Criticado por ambientalistas, movimentos indígenas e com ações nas justiça que pedem melhores análises sobre os impactos ambientais e sociais na região que já sofre com a influência da construção da usina hidrelétrica de Belo Monte, a assessoria da empresa concedeu entrevista ao site Amazônia.org.br para explicar o projeto.

Questionada sobre as críticas ao projeto, a empresa afirma que a repercussão negativa do se deve as diversas alterações que a região já sofreu no decorrer dos anos, “primeiramente com a exploração de ilegal de madeira, lavra ilegal de minério e por fim a hidroelétrica [de Belo Monte]”.

Segundo informações do Instituto Socioambiental (ISA) a preocupação é válida, já que “a área prevista para a mina já é seriamente impactada pela hidrelétrica: a redução de mais de 80% da vazão da água em 100 quilômetros do Rio Xingu causou mortandade de peixes, piora da qualidade da água e alterações drásticas no modo de vida de populações indígenas e ribeirinhas”. A Belo Sun informou que os impactos identificados serão mitigados e “executados nas fases de instalação e operação do Projeto Volta Grande”.

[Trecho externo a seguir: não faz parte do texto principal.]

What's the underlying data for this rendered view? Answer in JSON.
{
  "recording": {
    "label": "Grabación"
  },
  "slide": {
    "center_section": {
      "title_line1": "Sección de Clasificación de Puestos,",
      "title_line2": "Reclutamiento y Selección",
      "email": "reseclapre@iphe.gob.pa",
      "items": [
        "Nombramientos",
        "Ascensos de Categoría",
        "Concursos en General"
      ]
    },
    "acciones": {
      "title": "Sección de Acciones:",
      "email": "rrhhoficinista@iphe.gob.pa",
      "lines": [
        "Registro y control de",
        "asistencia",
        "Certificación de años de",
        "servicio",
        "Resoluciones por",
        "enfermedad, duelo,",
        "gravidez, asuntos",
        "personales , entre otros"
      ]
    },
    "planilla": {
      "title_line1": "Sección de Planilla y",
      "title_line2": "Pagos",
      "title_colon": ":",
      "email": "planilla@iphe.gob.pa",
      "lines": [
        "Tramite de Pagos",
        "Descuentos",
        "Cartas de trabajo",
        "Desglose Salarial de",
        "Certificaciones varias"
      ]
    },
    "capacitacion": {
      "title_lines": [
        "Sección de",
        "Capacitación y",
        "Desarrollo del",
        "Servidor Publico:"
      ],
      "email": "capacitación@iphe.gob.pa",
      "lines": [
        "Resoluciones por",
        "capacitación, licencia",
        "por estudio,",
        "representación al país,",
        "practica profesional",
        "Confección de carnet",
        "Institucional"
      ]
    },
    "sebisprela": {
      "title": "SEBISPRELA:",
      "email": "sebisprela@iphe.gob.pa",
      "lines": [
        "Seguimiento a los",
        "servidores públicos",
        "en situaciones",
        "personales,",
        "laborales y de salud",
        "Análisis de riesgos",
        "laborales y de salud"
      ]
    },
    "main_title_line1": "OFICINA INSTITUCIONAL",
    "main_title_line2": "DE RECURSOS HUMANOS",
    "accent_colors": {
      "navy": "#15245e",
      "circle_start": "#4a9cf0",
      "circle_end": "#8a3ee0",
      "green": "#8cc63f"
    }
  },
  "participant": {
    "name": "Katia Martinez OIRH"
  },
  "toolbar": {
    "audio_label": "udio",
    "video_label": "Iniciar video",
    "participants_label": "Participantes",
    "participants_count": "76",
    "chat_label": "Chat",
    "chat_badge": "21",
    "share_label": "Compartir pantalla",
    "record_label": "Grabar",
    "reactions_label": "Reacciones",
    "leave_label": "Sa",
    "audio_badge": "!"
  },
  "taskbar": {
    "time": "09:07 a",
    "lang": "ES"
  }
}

O Conselho Nacional dos Direitos Humanos, após missão na região do empreendimento, criticou o projeto por falta de transparência e recomendou que a licença de instalação seja suspensa até que o Estudo de Impacto Ambiental do Componente Indígena seja revisado pela Fundação Nacional do Índio (Funai), para avaliar os impactos sobre os povos indígenas. As Terras indígenas mais próximas são TI Paquiçamba e TI Arara da Volta Grande do Xingu, cerca de 10 quilomêtros de distância de onde será instalada a mineradora. Segundo Belo Sun as duas etnias estiveram representadas em consultas públicas convocadas pela Secretaria de Estado de Meio Ambiente e Sustentabilidade (Semas). “Considerado como público de relacionamento do projeto Volta Grande, os indígenas da região e a Funai foram convidados pela Belo Sun Mineração para participarem das audiências públicas de apresentação dos Estudos de Impactos Ambientais (EIA) e do Relatório de Impactos Ambientais (RIMA), tendo comparecido no evento de janeiro de 2013, na Vila da Ressaca”.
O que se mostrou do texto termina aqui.